イーロン・マスク氏が主導する「Department of Government Efficiency(DOGE)」が連邦予算の大幅削減を要求したことで、米国議会の予算審議が混迷を極めている。DOGEは、非効率な政府支出を削減し、年間2兆ドルの節約を目指すと主張。しかし、その削減対象には国防総省や医療保険プログラムが含まれており、超党派の反発を招いている。
予算審議の行き詰まり
与野党の対立が激化し、2025年度予算案の審議は事実上ストップ。予算案の可決期限である9月30日まで残り2週間を切り、政府閉鎖(シャットダウン)の可能性が現実味を帯びている。
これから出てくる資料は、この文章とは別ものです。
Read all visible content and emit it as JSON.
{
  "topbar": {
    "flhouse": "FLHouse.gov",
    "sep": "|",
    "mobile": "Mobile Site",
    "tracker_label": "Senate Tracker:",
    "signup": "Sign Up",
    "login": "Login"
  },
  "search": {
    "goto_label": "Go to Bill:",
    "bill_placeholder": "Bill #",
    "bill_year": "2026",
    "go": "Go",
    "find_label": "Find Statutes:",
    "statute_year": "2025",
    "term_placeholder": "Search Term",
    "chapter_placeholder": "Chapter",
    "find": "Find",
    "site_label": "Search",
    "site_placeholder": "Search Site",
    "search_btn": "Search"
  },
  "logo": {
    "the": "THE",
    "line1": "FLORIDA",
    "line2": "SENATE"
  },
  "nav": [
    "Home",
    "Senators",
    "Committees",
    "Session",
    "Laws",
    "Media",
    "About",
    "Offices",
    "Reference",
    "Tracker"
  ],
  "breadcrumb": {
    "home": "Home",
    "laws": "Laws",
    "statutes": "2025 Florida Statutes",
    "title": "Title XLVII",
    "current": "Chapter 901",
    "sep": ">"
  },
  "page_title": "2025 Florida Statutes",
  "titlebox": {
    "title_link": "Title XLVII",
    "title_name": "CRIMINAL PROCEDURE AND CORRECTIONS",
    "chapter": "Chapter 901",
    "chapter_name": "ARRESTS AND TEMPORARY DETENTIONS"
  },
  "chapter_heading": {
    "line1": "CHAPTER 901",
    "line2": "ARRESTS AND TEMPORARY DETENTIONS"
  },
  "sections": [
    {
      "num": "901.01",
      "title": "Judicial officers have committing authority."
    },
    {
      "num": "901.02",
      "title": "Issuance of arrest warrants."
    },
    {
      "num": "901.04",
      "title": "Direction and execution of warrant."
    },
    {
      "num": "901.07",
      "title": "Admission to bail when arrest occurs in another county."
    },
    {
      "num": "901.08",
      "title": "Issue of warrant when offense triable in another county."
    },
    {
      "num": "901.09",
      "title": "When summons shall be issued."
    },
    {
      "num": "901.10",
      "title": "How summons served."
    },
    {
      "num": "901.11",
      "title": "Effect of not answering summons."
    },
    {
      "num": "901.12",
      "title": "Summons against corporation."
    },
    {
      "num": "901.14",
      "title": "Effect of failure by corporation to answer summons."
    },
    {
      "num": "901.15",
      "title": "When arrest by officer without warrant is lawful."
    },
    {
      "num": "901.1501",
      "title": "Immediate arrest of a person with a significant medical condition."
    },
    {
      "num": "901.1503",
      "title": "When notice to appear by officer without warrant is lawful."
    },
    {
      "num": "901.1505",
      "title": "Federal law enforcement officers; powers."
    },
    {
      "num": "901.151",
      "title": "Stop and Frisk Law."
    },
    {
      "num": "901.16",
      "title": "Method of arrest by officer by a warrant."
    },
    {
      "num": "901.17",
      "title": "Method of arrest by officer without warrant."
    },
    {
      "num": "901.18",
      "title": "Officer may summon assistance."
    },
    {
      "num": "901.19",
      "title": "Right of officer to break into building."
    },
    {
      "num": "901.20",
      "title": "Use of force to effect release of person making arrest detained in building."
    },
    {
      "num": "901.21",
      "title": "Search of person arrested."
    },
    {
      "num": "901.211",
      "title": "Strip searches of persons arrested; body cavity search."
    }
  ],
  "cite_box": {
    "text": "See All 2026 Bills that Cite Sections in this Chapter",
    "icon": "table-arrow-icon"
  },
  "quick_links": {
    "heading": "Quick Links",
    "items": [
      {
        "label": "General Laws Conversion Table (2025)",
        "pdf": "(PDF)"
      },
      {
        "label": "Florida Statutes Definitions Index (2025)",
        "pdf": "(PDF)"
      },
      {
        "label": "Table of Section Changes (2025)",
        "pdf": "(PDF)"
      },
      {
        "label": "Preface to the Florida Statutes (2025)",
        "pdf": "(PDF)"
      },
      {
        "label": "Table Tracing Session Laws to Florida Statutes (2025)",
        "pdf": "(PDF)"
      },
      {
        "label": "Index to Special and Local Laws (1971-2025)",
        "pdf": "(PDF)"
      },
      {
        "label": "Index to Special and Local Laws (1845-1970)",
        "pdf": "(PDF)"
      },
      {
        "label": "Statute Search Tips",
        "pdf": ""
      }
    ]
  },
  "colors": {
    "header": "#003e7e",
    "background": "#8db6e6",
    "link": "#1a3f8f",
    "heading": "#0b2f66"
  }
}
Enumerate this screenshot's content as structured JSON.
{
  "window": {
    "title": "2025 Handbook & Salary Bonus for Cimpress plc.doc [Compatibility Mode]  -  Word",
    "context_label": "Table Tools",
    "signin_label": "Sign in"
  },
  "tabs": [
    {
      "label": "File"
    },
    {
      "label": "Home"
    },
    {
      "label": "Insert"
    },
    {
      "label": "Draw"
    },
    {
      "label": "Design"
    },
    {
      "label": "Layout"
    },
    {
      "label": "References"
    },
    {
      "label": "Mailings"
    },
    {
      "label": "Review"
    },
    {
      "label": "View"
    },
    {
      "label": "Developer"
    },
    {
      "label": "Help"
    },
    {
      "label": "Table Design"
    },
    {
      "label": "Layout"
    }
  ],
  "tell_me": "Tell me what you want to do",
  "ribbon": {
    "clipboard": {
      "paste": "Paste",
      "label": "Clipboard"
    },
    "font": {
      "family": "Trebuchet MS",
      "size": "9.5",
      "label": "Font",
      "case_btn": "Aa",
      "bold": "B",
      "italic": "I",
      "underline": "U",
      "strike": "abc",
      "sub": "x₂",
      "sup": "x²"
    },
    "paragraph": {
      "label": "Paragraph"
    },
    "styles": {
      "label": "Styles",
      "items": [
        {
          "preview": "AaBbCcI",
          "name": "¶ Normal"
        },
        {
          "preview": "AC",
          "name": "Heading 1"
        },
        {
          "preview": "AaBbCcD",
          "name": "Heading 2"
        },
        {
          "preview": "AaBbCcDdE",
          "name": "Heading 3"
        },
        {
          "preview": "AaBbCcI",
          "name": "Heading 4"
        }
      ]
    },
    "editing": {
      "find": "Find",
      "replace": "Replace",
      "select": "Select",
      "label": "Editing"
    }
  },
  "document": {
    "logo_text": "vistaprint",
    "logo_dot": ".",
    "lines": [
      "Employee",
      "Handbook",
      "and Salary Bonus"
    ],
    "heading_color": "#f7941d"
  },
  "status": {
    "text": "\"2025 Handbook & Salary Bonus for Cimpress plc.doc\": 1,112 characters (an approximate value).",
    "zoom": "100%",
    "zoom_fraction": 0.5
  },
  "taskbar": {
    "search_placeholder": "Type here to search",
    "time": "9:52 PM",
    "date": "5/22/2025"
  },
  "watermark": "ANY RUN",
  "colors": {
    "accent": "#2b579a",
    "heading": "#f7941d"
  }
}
DOGEの要求に応じるべきだとする共和党保守派と、国民生活への影響を懸念する民主党の溝は埋まらず、ホワイトハウスは緊急対策の準備を進めている。
市場への影響と専門家の見解
政府閉鎖への懸念から、米国株式市場は不安定な動きを見せている。S&P500は先週比で3%下落。為替市場でもドル安が進行し、投資家はリスク回避の姿勢を強めている。経済学者のジェーン・スミス氏は「DOGEの要求は非現実的だ。政府閉鎖が実現すれば、GDP成長率が0.5%押し下げられる可能性がある」と警告する。
政治的な駆け引き
マスク氏は自身のSNSで「政府の無駄遣いを終わらせる時だ」と主張。一方、民主党のナンシー・ペロシ元下院議長は「マスク氏の提案は国民の生活を脅かすものだ」と批判する。共和党内でも意見が割れており、ジョン・スケール下院議員は「DOGEの要求は極端だが、政府の非効率を改善する議論は必要だ」と述べている。
今後の展望
バイデン大統領は超党派の妥協案を模索しているが、DOGEの影響力が強まる中で合意は困難を極める。政府閉鎖が現実となれば、連邦職員の一時帰休や公共サービスの停止が避けられない。市場関係者は、今週の予算案採決の行方を注視している。